Когда мы подошли к парадному, я его не узнал. На месте резной дубовой двери висело нечто обитое деревянными рейками. Покачиваясь на сквозняке, издавало скрип. Один из двух телеоператоров щелкнул по рейкам пальцами. Сказал: “Вагонка”. Исчез в темноте парадного. Второй оператор предложил снять, как я подхожу к двери. Меня отвели к углу дома и попросили, приблизившись еще раз, войти. Я приблизился и хотел было открыть дверь, но вдруг заметил, что на месте ручки торчит длинный шуруп. Я замешкался: встреча с прошлым с самого начала теряла изысканность. Большим и указательным пальцами потянул за шуруп, но с первого раза дверь не открылась. Я посмотрел на свои пальцы: на них четко отпечатались следы резьбы. Взялся за шуруп еще раз и приложил усилие. Дверь открылась.

Первым, что меня встретило в парадном, был острый запах мочи. Света не было – кроме луча, исходящего из телевизионной камеры. Он бил мне прямо в глаза, и я ничего не видел. Ноги на ступени лестницы я ставил наугад. Я поднимался, и луч сбоку тоже поднимался, я споткнулся, и луч споткнулся: мы наступили на одну и ту же сбитую ступеньку. Для верности я взялся за перила. Это был по-своему эффектный жест, вполне соответствовавший встрече с прошлым, но красивого скольжения вверх не получилось. Вместо резной гладкости – ее помнила, повторяю, моя рука – я ощутил металлический остов, на котором больше не было дерева. И хотя не было видно почти ничего, ноги сами вынесли меня к нужной двери.

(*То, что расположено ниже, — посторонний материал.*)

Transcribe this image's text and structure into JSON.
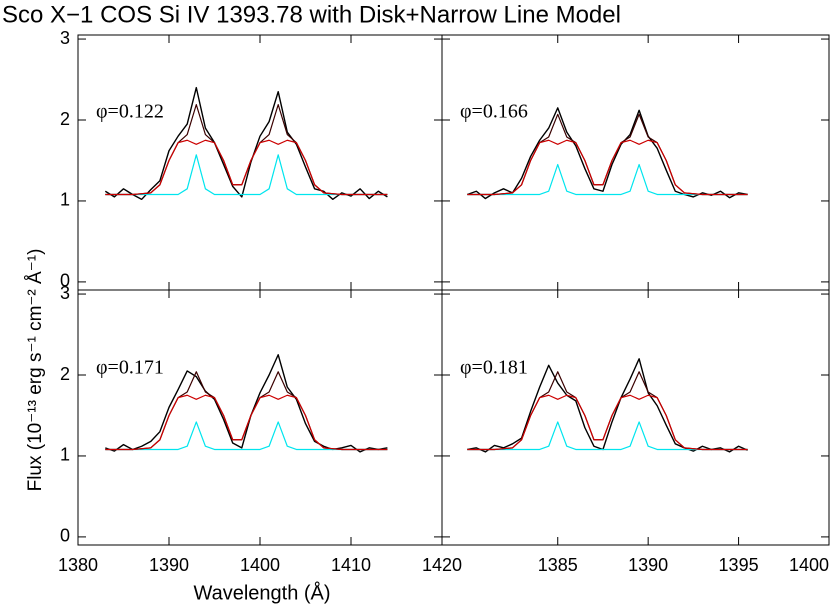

Гейгер позвонил, и за дверью – сначала еле слышно, потом всё громче – раздалось шарканье. На верхнем пределе звука (там, в квартире, умели шаркать) дверь отворилась. На пороге возник человек в дырявой майке. Он был лыс и, кажется, нетрезв. Когда в него ударил луч камеры, зажмурился и спросил, с какой целью его снимают. Ему объяснили, что я приходил в эту квартиру в 1923 году, а теперь хотел бы войти в нее снова. Человек в майке не удивился, но сказал, что сегодня пустить меня не сможет. Сегодня у него гости. Предложил прийти завтра.

Он был по-своему прав. Для того, кто ждал без малого восемьдесят лет, один день значения не имеет. Я почему-то представил его гостей – вероятно, они тоже сидели там в майках, сидели давно. И будут сидеть впредь. Я знал, что больше сюда не приду, потому что иначе со мной останутся они, а не те, кто здесь жил раньше. Они займут место тех, прежних, в моей памяти так же, как заняли их квартиру. И я вспомнил фамилию людей, которые в этой квартире жили раньше: Мещеряковы.

Первым из парадного вышел Гейгер. Выпуская всех остальных, он держал дверь за шуруп. Стал рассказывать, что бывал в разных странах, и что повсюду там – несмотря на войны и революции – на входных дверях сохранялись старые ручки. Довольно долго держался вроде бы и Петербург. До ручек дело дошло относительно недавно, когда их стали свинчивать на металлолом. По словам Гейгера, исчезновение ручек стало зримым концом нормальной жизни. Началом постепенного, но неуклонного одичания.